Barb is a special ed. teacher and a ski instructor. Her husband is a commercial pilot who knew enough to retire early to bed. Their house reminded me of Cambridge, Massachusetts with its wood stained moldings and doors, bay window, eclectic furniture and a jungle of houseplants. Barb (standing on the right in profile) has a close circle of friends who met through their little kids, who are now soon to be heading off to college.


Maria Padian (second from the left) and Charlotte Agell (left of Barb) both write young adult fiction. Maria’s debut book is coming out next March; it sold in only a month. She writes that well. Charlotte is waiting to hear back from her editor about her twelfth book, and I’m as eager since I was a reader.

Both Maria and Charlotte have read for me too – it helps to have the support. As Charlotte said, “having a manuscript out there is like standing naked, waiting for someone to throw you clothes.” Charlotte illustrates her books, and her egg was as funky, bright and original as her writing.

I had arrived late to the egg party after taking my kids to a Seder at Bowdoin. My nine-year-old daughter sighed with relief when they made only the college freshman rise to recite the four questions of Passover, normally asked by the youngest child. It begins with: “Why is this night different from all other nights?” The answer tells of how Moses led the Jews out of enslavement in Egypt into the desert onto Israel. A Seder is designed for children so that the lessons of the past will never be forgotten.


I like to tell my children that the Last Supper was a Passover Seder and that the Jews and the Christians worship the same God. We celebrate a sampling of the holidays: Passover, Easter, Christmas, Hanukkah, Yom Kippur and Rosh Hashanah. My children attended Hebrew School for several years. At Christmas we go to see their friends perform the First Parish Church's pageant. For Easter Sunday we’re getting together with two Catholic families on Westport Island.
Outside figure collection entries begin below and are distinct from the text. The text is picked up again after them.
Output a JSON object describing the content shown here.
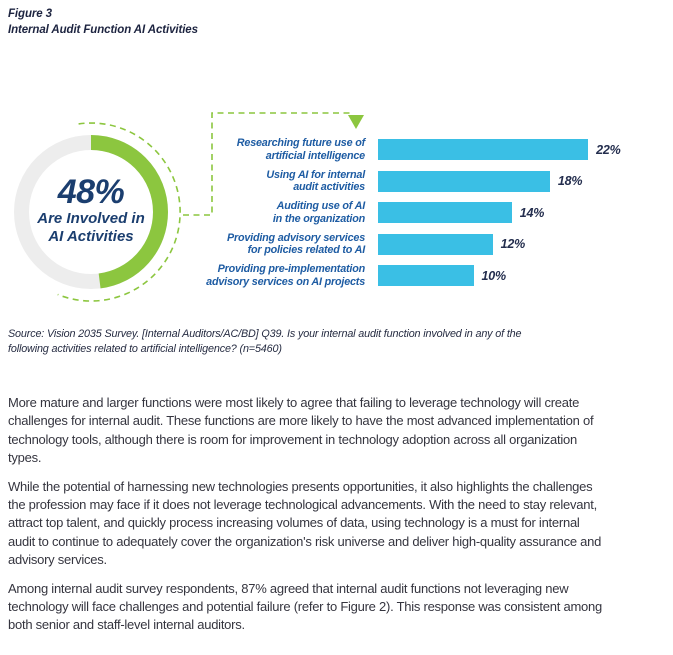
{
  "figure": {
    "label": "Figure 3",
    "title": "Internal Audit Function AI Activities"
  },
  "chart_data": {
    "type": "bar",
    "orientation": "horizontal",
    "title": "Internal Audit Function AI Activities",
    "categories": [
      "Researching future use of artificial intelligence",
      "Using AI for internal audit activities",
      "Auditing use of AI in the organization",
      "Providing advisory services for policies related to AI",
      "Providing pre-implementation advisory services on AI projects"
    ],
    "category_lines": [
      [
        "Researching future use of",
        "artificial intelligence"
      ],
      [
        "Using AI for internal",
        "audit activities"
      ],
      [
        "Auditing use of AI",
        "in the organization"
      ],
      [
        "Providing advisory services",
        "for policies related to AI"
      ],
      [
        "Providing pre-implementation",
        "advisory services on AI projects"
      ]
    ],
    "values": [
      22,
      18,
      14,
      12,
      10
    ],
    "value_labels": [
      "22%",
      "18%",
      "14%",
      "12%",
      "10%"
    ],
    "xlim": [
      0,
      25
    ],
    "grid": false,
    "legend": "none",
    "donut": {
      "value": 48,
      "value_label": "48%",
      "caption_lines": [
        "Are Involved in",
        "AI Activities"
      ],
      "caption": "Are Involved in AI Activities"
    }
  },
  "donut": {
    "value": "48%",
    "caption_lines": [
      "Are Involved in",
      "AI Activities"
    ]
  },
  "source": "Source: Vision 2035 Survey. [Internal Auditors/AC/BD] Q39. Is your internal audit function involved in any of the following activities related to artificial intelligence? (n=5460)",
  "paragraphs": [
    "More mature and larger functions were most likely to agree that failing to leverage technology will create challenges for internal audit. These functions are more likely to have the most advanced implementation of technology tools, although there is room for improvement in technology adoption across all organization types.",
    "While the potential of harnessing new technologies presents opportunities, it also highlights the challenges the profession may face if it does not leverage technological advancements. With the need to stay relevant, attract top talent, and quickly process increasing volumes of data, using technology is a must for internal audit to continue to adequately cover the organization's risk universe and deliver high-quality assurance and advisory services.",
    "Among internal audit survey respondents, 87% agreed that internal audit functions not leveraging new technology will face challenges and potential failure (refer to Figure 2). This response was consistent among both senior and staff-level internal auditors."
  ],
  "colors": {
    "bar": "#3ABFE5",
    "green": "#8CC63F",
    "donut_track": "#EDEDED",
    "label_blue": "#1E5CA3",
    "navy": "#1B3E6F",
    "value_navy": "#242E4E",
    "heading": "#1D2440",
    "body_text": "#35353F",
    "source_text": "#262C42"
  }
}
In England we return to Henry’s village church on the Thames. Our son was christened in a Georgian gown passed down through my husband’s Anglican family. My son’s Great Grandfather Eric lived just long enough for the christening. There were tears of happiness in his eyes as he gave his great grandson a silver mug that had been his.
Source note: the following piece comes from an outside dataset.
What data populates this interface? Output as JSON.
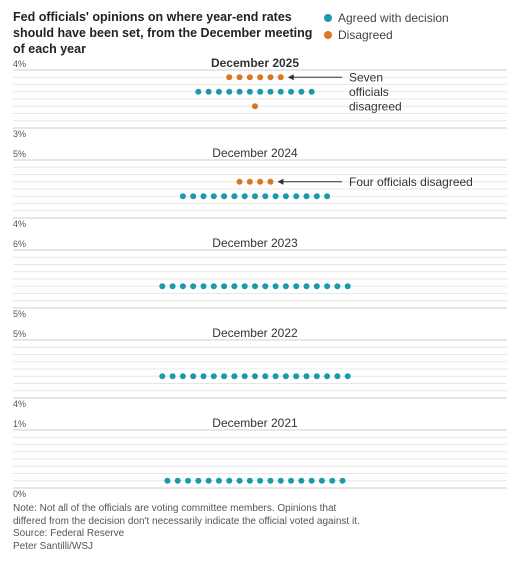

Religion for me is more about tradition and family heritage than it is about belief. My father is Jewish and my mother is Episcopalian. Her mother was a Christian Scientist and her father a Congregationalist.

Raised among so many religions, it seemed only natural for me to take on religious diversity as a theme in my second novel. In S.A.D. (School Administration District) a Maine school board wrestles over adding Creationism/Intelligent Design to the science curriculum. Tangled relationships, gossip and quirky personalities interplay in small town politics. It's a dark comedy featuring a love story between a divorced naval wife and a lobsterman.

For research on S.A.D., I went to church. There are a large number of Catholics in Maine from the early French colonists and the Irish farmers who immigrated during the potato famine. In Brunswick there are two Catholic communities historically divided by the railroad tracks. On the downtown side are the French Catholics at St. John’s.

I attended the Irish Catholic church and was surprised by how casual it was. The choir leader is usually shoeless, and few people dress up. Afterward people hang out for doughnuts and coffee – there were many familiar faces. At this popular church there are three masses on Sunday and one on Saturday evening and on weekday mornings.

I was surprised to find that The Seventh-day Adventist Church was not that different. There were hymns and Bible stories with an uplifting sermon. The pastor was a well-spoken woman, and the pews were full of young families and the elderly. The evangelicals weren’t dancing in the aisle, although there was more talk of salvation and seeing the light.

Researching my novels has been a broadening experience for me. Like the weather, Maine is never what you’d expect.

Horses on Popham Beach last Saturday.